Я попал на дыбу не случайно:
Что-то и о ком-то проворчал…
Разбивалось в дребезги молчанье
У шарниров хрупкого плеча.
И хрустели кости рафинадом,
Соком вишни отливала кровь.
Здесь «не надо» тоже будет «надо»,
Здесь не в глаз, так сразу будет в бровь.
И по пояс голый дознаватель,
Вытирая с рук шершавых слизь,
Шепелявил в ус: «Колись, приятель.
Всё одно расколешься.
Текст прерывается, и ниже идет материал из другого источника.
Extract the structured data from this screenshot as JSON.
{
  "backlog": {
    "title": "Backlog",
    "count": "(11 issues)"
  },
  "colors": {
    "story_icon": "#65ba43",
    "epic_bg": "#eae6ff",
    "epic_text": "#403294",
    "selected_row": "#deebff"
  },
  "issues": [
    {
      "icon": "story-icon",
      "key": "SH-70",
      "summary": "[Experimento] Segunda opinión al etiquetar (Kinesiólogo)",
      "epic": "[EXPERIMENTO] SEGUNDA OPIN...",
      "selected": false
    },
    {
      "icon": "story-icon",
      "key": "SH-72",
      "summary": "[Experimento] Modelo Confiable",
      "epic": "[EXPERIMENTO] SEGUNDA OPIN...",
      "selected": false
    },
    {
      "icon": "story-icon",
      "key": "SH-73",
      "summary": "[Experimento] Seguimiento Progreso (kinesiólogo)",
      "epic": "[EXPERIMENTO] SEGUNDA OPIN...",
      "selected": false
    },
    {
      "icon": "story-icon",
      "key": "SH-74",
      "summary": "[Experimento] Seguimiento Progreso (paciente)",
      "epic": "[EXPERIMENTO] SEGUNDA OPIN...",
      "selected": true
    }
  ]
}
Колись».
Рот сводило непотребной бранью,
Даже докер лучше б не сказал.
Трепыхались лёгкие в гортани,
Вылезали из орбит глаза.
И когда, подняв, швыряли на пол,
Тело билось, как девятый вал.
Может быть, я даже выл и плакал…
Только близких точно не сдавал.
Сошлись однажды жизнь и смерть
В своём извечном споре.
Жизнь продолжает боль терпеть,
Смерть корчится от боли.
Жизнь продолжает гнуть своё
О возрожденье духа
И лихо здравницы поёт
Без голоса и слуха.
Смерть обещает мрак и тлен
Без срока, без просвета,
И всех, кто жаждет перемен,
Грозится сбросить в Лету.
Мы ждём, чем кончится пари,
Хоть предпосылки лживы…
Пусть жизнь красиво говорит,
Мы, слава богу, живы.
Баллада о сладострастной царице
Под землёю в надёжной гробнице
Саркофаг на поставках стоит,
В нём роскошное тело царицы
Мёртвым сном много лет тихо спит.
Той, что в жизни без счёта дарила
Свои ласки приблудным мужам.
Бурно пенилось тёмное пиво,
А под утро резвился кинжал.
И они отбывали в Валгаллу,
Распылив плотоядную страсть.
А царица кручинилась: мало,
Ей всё глубже хотелось упасть.
Ей хотелось на дно погрузиться,
Где кончаются слава и власть,
Где нельзя вожделеть и влюбиться,
Только болью насытиться всласть.
И она погружалась в пучину,
Где разврат – просто детский каприз,
Где мужчины – уже не мужчины,
И со смерть соседствует приз.
И однажды в глубокой темнице,
Восславляя насильственный грех,
Отдалась Люциферу царица
И не вынесла плотских утех.
Без креста, без одежд и без перлов
В саркофаг положили её…
Только мёртвое тело царевны
Не стареет и не гниёт.
Из пены выходит Венера
Не смело и не умело,
Без боли, без пуповины,
Застенчиво и невинно.
Рождается будто бы морем
На радость ли или на горе?
Пока не решили Боги,
К чему ей такие ноги,
Зачем ей такие плечи —
Божественно человечьи?
Руками прикрывшись, стыдливо
Венера любить выходила.
Мне хочется сказать тебе: «Прости».
А за окном тревожится Трезини.
И ты застряла в модном магазине,
Хотя давным-давно должна была прийти.
Мне хочется сказать тебе: «Постой».
Куда теперь спешить в жару такую?
Я глухарём безбашенным токую,
Просясь домой, хотя бы на постой.
Мне хочется сказать тебе: «Забудь».
Давай начнём писать любовь сначала.
Вдали Нева торжественно молчала,
И Сфинксы нагло выставляли грудь.
Мне хочется сказать тебе: «Уймись».
Ну, кем ещё ты сможешь так гордиться?!
Смешно у Сфинксов расплывутся лица,
Когда на них посмотришь сверху вниз.
Мне хочется сказать тебе: «Вернись».
К чему в шкафу ещё одна одежда?
На шпиле чуть поблёкшая надежда…
Вид из окна – ещё не вид на жизнь.
Я когда-нибудь сам соберусь в этот путь,
Только взять я собою забуду
Пару смены белья и вселенскую грусть,
Поцелуй на прощанье Иуды,
Восемь тысяч томов мной прочитанных книг,
Ту морщинку над правою бровью,
И всего лишь один ослепительный миг,
Тот, что ты окрестила любовью.
Я забуду пирушку за долгим столом,
Где все шапочно знали друг друга,
И ранимую память о хрупком былом —
Квадратуру порочного круга.
Я оставлю другим мой неласковый край,
Мысли, чувства, желания, гены…
Обогнув по дороге мифический рай,
Поселюсь в жадном чреве геенны.
Вечерний гомон птиц заливистый и звонкий,
Сереет небосвод, и ветер робкий стих.
А я стою один опять у самой кромки,
Соломинку рукой безжизненной схватив.
Вот слева колкий лес окутан пеленою,
Чуть ближе березняк шеренгой рваной встал,
Над ними слабый нимб над первою звездою,
Как будто кто её возвёл на пьедестал.